In 1937, the currency situation in the East Hebei Autonomous Council was a direct and chaotic consequence of Japanese imperial aggression. Following the Tanggu Truce of 1933, the region had fallen under de facto Japanese control, and in late 1935, Japanese military authorities established the puppet East Hebei Autonomous Council. A primary economic weapon in solidifying this control was the deliberate destruction of China's national currency, the
fabi (legal tender). Japanese agents and collaborator authorities compelled residents to exchange their
fabi for notes from a puppet bank, the Bank of Chahar, often at a severe, arbitrary discount, leading to widespread confiscation of wealth and economic destabilization.

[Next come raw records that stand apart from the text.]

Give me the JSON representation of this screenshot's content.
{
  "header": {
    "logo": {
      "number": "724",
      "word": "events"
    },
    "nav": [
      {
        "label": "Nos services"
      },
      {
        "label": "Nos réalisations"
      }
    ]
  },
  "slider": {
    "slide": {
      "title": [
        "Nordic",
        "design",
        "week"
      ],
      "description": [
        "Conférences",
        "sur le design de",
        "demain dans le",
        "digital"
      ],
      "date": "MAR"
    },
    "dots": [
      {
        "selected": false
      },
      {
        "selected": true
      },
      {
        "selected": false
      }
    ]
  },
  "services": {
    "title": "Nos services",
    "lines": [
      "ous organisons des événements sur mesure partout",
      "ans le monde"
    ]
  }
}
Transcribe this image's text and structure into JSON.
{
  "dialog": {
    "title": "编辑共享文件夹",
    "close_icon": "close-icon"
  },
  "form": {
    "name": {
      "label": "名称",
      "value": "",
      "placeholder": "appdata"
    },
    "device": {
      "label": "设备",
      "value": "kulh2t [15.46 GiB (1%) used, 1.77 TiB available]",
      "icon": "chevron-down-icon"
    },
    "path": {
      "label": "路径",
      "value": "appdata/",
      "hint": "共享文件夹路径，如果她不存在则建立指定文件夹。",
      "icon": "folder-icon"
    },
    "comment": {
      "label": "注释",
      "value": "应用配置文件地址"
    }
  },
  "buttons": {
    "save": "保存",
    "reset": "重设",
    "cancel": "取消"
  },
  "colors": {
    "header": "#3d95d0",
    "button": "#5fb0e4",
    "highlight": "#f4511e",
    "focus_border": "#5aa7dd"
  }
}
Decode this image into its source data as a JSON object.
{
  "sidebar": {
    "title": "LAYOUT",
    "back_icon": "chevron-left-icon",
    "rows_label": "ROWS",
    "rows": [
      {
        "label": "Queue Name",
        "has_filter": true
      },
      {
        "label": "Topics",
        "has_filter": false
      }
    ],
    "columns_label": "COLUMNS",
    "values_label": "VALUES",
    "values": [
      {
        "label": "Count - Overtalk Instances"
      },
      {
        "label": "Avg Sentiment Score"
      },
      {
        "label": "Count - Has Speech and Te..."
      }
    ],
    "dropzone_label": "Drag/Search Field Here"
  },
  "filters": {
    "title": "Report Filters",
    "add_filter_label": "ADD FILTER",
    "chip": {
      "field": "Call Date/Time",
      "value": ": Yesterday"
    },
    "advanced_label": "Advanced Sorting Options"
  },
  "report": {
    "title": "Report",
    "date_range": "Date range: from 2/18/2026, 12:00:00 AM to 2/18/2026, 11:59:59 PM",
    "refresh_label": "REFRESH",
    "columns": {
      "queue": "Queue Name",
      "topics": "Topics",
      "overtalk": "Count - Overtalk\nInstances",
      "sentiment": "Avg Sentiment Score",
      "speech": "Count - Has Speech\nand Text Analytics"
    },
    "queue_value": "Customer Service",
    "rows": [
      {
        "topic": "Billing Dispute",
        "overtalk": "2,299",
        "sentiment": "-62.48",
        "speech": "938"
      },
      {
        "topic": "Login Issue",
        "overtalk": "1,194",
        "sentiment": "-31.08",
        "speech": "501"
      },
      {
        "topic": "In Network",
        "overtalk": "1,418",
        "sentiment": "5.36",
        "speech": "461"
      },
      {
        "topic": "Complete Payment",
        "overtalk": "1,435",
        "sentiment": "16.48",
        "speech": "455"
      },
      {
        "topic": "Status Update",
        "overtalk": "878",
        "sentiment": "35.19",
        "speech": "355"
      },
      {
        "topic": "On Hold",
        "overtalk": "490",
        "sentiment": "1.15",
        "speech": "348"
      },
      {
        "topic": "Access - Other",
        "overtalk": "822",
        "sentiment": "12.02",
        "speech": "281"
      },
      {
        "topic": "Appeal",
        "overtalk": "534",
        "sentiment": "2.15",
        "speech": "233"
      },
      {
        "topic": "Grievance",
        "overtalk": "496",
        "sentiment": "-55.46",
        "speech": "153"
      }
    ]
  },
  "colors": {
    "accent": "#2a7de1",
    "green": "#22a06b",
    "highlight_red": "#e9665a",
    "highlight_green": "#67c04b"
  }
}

The monetary landscape became a fragmented and exploitative zone of competing currencies. Alongside the imposed Bank of Chahar notes, Japanese military scrip (
gunpyō) and notes from the Japanese-controlled Federal Reserve Bank of China (established later in 1938) also circulated. This created a multi-layered system of coercion, where taxes and official transactions were mandated in the puppet currencies, forcing the populace to use them. The value of these notes was not based on reserves or economic confidence but solely on Japanese military fiat, making them highly unstable and inflationary.
This engineered currency crisis served key strategic purposes for Japan. It severed the region's financial ties to the Nanjing government, integrating East Hebei into the yen bloc and making it economically dependent on Japan. For the local population, however, it was a source of immense hardship, resulting in rampant price inflation, shattered savings, and a brutal form of financial occupation that paralleled the military one. The currency chaos of 1937 thus stands as a stark early example of Japan's use of monetary warfare to facilitate and entrench its conquest of North China.